In chapter $$1$$ page $$44$$ there's the following equation

$$Vol(X_1(p),\ldots, X_n(p)) = \det(a_{ij}) = \sqrt{\det(g_{ij})}(p) (1)$$

Where $$X_i(p) = \frac{\partial}{\partial x_i}(p)$$, $$i = 1 ,\ldots, n$$; $$X_i = \sum_{j} a_{ij} e_j$$; $$\left\{e_i, \ldots, e_j \right\}$$ orthonormal basis for $$T_pM$$, where $$M$$ is a differentiable manifold and $$T_p M$$ tangent space at $$p$$, $$g_{ij}(p) = \left\langle \frac{\partial}{\partial x_i}(p), \frac{\partial}{\partial x_j}(p) \right\rangle_{p}$$

The question is where does the square root come from?

I'm sure this is a basic fact from linear algebra... I've tried to prove it by myself using the definition of the determinant

$$\det(a_{ij}) = \sum_{\sigma \in S_n} (-1)^{sgn(\sigma)} \prod_{i=1}^n a_{i,\sigma(i)}$$

I didn't end up with nothing.
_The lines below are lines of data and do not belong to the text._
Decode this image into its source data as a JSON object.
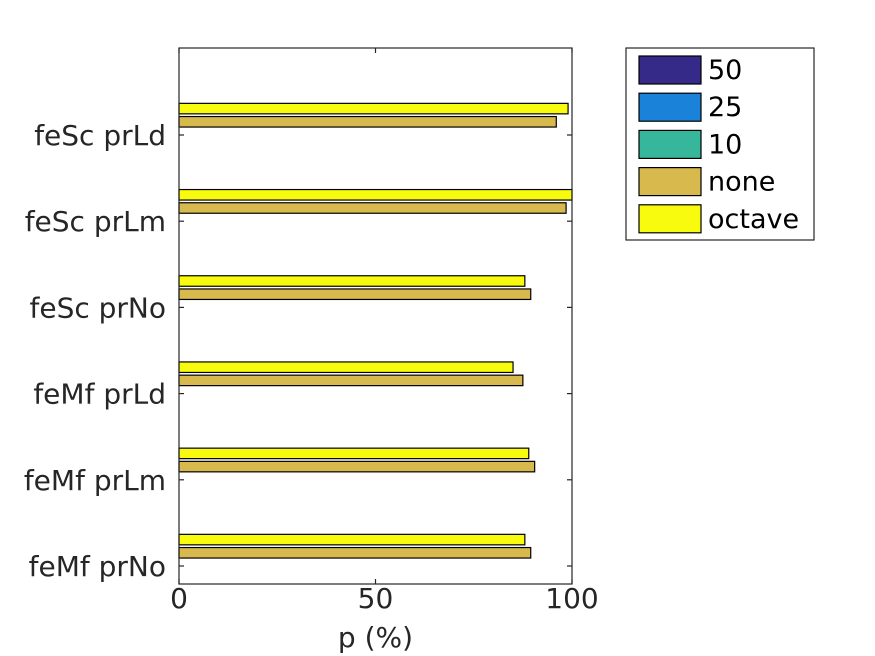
{
  "chart_data": {
    "type": "bar",
    "orientation": "horizontal",
    "categories": [
      "feSc prLd",
      "feSc prLm",
      "feSc prNo",
      "feMf prLd",
      "feMf prLm",
      "feMf prNo"
    ],
    "series": [
      {
        "name": "50",
        "color": "#352a87",
        "values": [
          null,
          null,
          null,
          null,
          null,
          null
        ]
      },
      {
        "name": "25",
        "color": "#1a82d8",
        "values": [
          null,
          null,
          null,
          null,
          null,
          null
        ]
      },
      {
        "name": "10",
        "color": "#36b79b",
        "values": [
          null,
          null,
          null,
          null,
          null,
          null
        ]
      },
      {
        "name": "none",
        "color": "#d8b94e",
        "values": [
          96,
          98.5,
          89.5,
          87.5,
          90.5,
          89.5
        ]
      },
      {
        "name": "octave",
        "color": "#f9fb0e",
        "values": [
          99,
          100,
          88,
          85,
          89,
          88
        ]
      }
    ],
    "xlabel": "p (%)",
    "ylabel": "",
    "xlim": [
      0,
      100
    ],
    "xticks": [
      "0",
      "50",
      "100"
    ],
    "grid": false,
    "legend_position": "outside-top-right"
  }
}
I'm sure is something really simple though.

By definition we have $$g_{ij}(p)=\left\langle X_i(p),X_j(p)\right\rangle = \left\langle \sum_k a_{ik}e_k,\sum_l a_{jl}e_l\right\rangle=\sum_k a_{ik}a_{jk},$$ so $$(g_{ij}(p))=(a_{ij})\cdot (a_{ij})^T$$. Now use multiplicativity of the determinant.